REPUBLIKA.CO.ID, JAKARTA -- Anggota Komisi II DPR RI Mardani Ali Sera menyebut ada tiga opsi yang akan dipertimbangkan dalam rapat konsultasi dengan Komisi Pemilihan Umum (KPU) RI pada Selasa (10/9/2024) guna membahas fenomena kotak kosong di Pilkada 2024. Diketahui ada 41 daerah di mana hanya ada satu pasangan calon sehingga harus melawan kotak kosong.
"Ketiganya ada kelebihan dan kekurangan," kata Mardani dalam keterangan tertulis yang diterima di Jakarta, Ahad (8/9/2024).
Opsi pertama, pilkada ulang dengan kotak kosong melawan pasangan calon, seperti yang ada di sejumlah daerah saat ini. "(Opsi kedua), pilkada dipercepat, dua tahun ke depan, dan dibuka pendaftaran baru selama itu dijabat penjabat," ujarnya.
Adapun opsi ketiga, selama lima tahun daerah tersebut dijabat oleh penjabat kepala daerah.
Ketua Komisi II DPR RI Ahmad Doli Kurnia mengatakan fenomena banyaknya kotak kosong di sejumlah daerah pada Pilkada Serentak 2024 muncul karena dua faktor. Faktor tersebut, kata dia, yang menyebabkan suatu daerah sulit memunculkan tokoh-tokoh terbaiknya untuk kemudian merasa terpanggil memimpin daerah tersebut dan ikut berkompetisi pada pilkada.
"Itu mungkin karena proses pembinaan situasi sosial politik memang belum memungkinkan untuk munculnya banyak tokoh, banyak figur. Nah, mungkin ke depan ini PR (pekerjaan rumah)-nya partai politik harus lebih banyak membangun atau membina kader-kader-nya," kata Doli, Sabtu (7/9/2024).
Selain pembinaan partai politik, dia menilai organisasi masyarakat (ormas) juga punya andil dalam memunculkan tokoh-tokoh terbaik daerah sehingga merasa terpanggil untuk memimpin daerah tersebut dan mengikuti kompetisi pilkada.
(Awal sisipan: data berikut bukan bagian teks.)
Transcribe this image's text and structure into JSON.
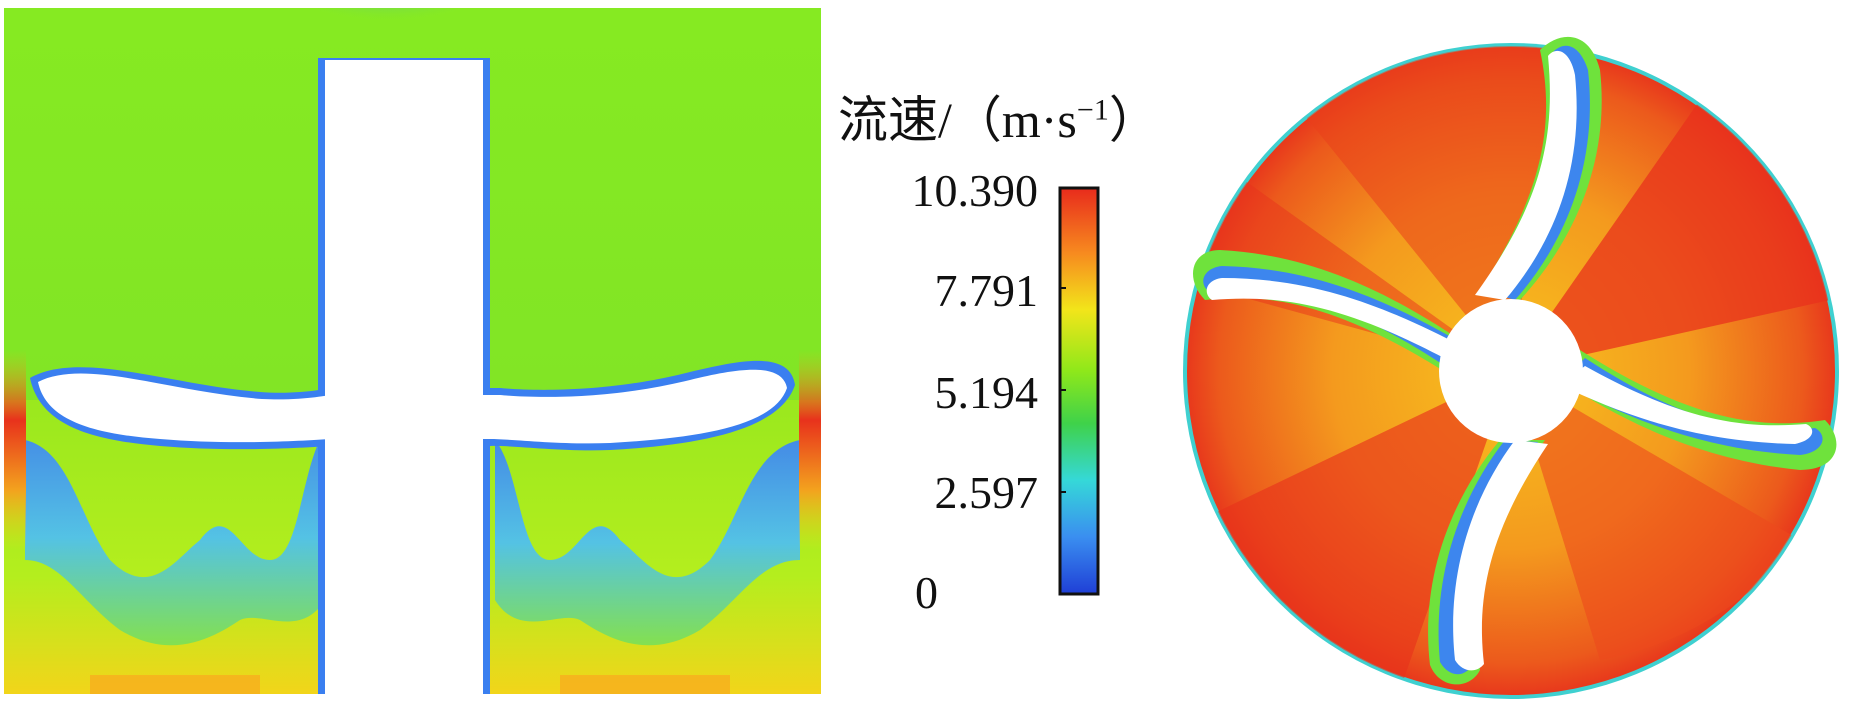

"Terus juga bagaimana didorong supaya muncul para birokrat yang memang kuat ketokohannya, dan ormas-ormas yang lain harus juga ikut menciptakan situasi agar munculnya banyak tokoh," ucapnya.
Faktor kedua, lanjut dia, adalah ongkos politik yang mahal di Indonesia, termasuk untuk mengikuti kontestasi pilkada, yang menjadi penyebab banyaknya kotak kosong muncul di sejumlah daerah pada Pilkada 2024.
"Kalau ada orang yang merasa mampu, mereka selama ini punya ketokohan yang baik, tapi begitu dihadapkan dengan realitas politik pemilu ini mahal, harus menyiapkan sekian besar logistik, ya mereka jadinya enggak siap, mundur akhirnya," tuturnya.
Untuk itu, dia meminta publik agar tak melulu memandang negatif terhadap fenomena munculnya kotak kosong pada pilkada.
"Nah ini juga yang menyebabkan mungkin tidak banyak muncul tokoh sehingga munculnya hanya satu pasang saja. Jadi jangan kemudian selalu ditafsirkan kalau munculnya kotak kosong ini ini rekayasa gitu lho, enggak juga," kata dia.
Sebab, tambah dia, fenomena kotak kosong justru lahir sebagai hasil konsekuensi dari dinamika demokrasi terkait pilkada di Indonesia.
"Kan kita sudah memberikan kesempatan seluruh daerah ini untuk munculnya calon-calon, baik pakai mekanisme usulan partai politik atau gabungan partai politik, maupun juga dari calon perseorangan. Bahkan, terakhir kan ambang batasnya diturunkan oleh Mahkamah Konstitusi, walaupun waktunya cukup singkat sebelum pendaftaran (Pilkada 2024)," ucap dia.
Dia lantas berkata, "Jadi artinya fasilitas untuk memungkinkan munculnya banyak calon di daerah itu dari segi regulasi sudah memadai, sudah cukup."